At present, there are several companies exploring such possibilities—Redmond, Washington-based Planetary Resources, which was launched by Google’s Larry Page in 2012, is among the most prominent and is set to launch into orbit an asteroid-prospecting craft—the Arkyd optical telescope—by the end of the year. Planetary Resources’ co-chairman, Eric Anderson, considers the SPACE Act as the “…single greatest recognition of property rights in history”. California-based Deep Space Industries, meanwhile, is expecting to shortly use small robots to survey the geological properties of asteroids located close to earth.
Many believe that asteroids and other objects inhabiting outer space possess an abundance of valuable commodities, such as platinum-group metals, as well as substances that have the potential to be used as energy sources. Water could also be mined from asteroids and planets. Indeed, a recent study by the International Academy of Astronautics (IAA), “Space Mineral Resources: A Global Assessment of the Challenges and Opportunities”, found that space mineral resources can benefit humanity and help developing countries to level the playing field, while also opening new opportunities for growth and exploration.
Politically there has largely been support for the SPACE Act. The bill was quickly pushed through Congress with backing from both Republican and Democrat congressional leaders. A few have been against the legislation, such as Democrat Donna Edwards, who has voiced concern that not enough regulation is in place to ensure that space companies don’t violate the US’s international obligations.
Indeed, it has been from a legal perspective that the SPACE Act has received the most consternation. A debate has emerged over whether the new bill violates sections of previous space laws already in place. The Outer Space Treaty, which came into effect in 1967, prevents celestial bodies (such as the Moon) and outer space as a whole from “national appropriation by claim of sovereignty, by means of use or occupation, or by any other means”, and declares that “states shall avoid harmful contamination of space and celestial bodies”. By now allowing international organisations to mine outer space, therefore, many believe the SPACE Act is in breach of the original treaty, which includes signatories the US, Russia and China.

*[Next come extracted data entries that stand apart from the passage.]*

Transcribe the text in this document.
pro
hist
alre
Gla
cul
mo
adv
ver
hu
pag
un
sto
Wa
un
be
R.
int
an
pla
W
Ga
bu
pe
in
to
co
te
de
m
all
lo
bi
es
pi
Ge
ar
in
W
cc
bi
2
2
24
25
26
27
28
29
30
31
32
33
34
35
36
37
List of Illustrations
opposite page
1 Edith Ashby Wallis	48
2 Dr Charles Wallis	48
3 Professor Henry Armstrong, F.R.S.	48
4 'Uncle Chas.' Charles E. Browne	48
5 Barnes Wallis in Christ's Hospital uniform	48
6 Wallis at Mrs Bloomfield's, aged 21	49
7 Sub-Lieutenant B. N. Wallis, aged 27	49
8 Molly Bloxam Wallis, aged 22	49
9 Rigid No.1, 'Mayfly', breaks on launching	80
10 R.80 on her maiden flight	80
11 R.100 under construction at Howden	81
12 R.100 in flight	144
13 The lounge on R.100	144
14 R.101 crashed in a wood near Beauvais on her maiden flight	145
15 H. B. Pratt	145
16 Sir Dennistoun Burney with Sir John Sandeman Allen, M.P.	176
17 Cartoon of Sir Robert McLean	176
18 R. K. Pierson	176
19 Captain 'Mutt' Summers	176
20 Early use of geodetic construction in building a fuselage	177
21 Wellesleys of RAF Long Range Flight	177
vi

Those in favour of the SPACE Act’s enactment argue that the Outer Space Treaty applies only to sovereign states, and therefore the new bill circumvents this problem by making it applicable to private individuals and companies—something of a loophole. Some have also queried whether small asteroids actually qualify as “celestial bodies”, while the argument that extracting minerals from an asteroid is not equivalent to “appropriating” it has also been posited. Nevertheless, there are many who assert that the Outer Space Treaty itself extends to private individuals; Fabio Tronchetti, a professor at the Harbin Institute of Technology’s School of Law in China, is of the view that the new law constitutes an impermissible act of sovereignty, despite the fact that it explicitly states that “the United States does not thereby assert sovereignty or sovereign or exclusive rights or jurisdiction over, or the ownership of, any celestial body”. The Outer Space Treaty does allow for some resource extraction, but it must be done in the interests of all countries, which therefore prevents the sale of minerals for profit. The 1979 Moon Agreement, moreover, makes it clear that outer space belongs to all, and as such, must be used for the benefit of all, although the US is not a signatory to this particular agreement.
Furthermore, the idea that US companies alone can heavily profit from mineral exploration, as allowed by domestic law, is bound to trigger a similar response in other countries. China and Russia, for example, could enact their own laws that aggressively allow their own citizens certain commercial rights in space. The costs of economic space exploration at present remain inordinately high, however, which means that any meaningful global competition is still years away from being realised. Nevertheless, the new law is the first major step for commercial activity in space, and now that the US is officially leading the charge, a space race can be considered well and truly begun.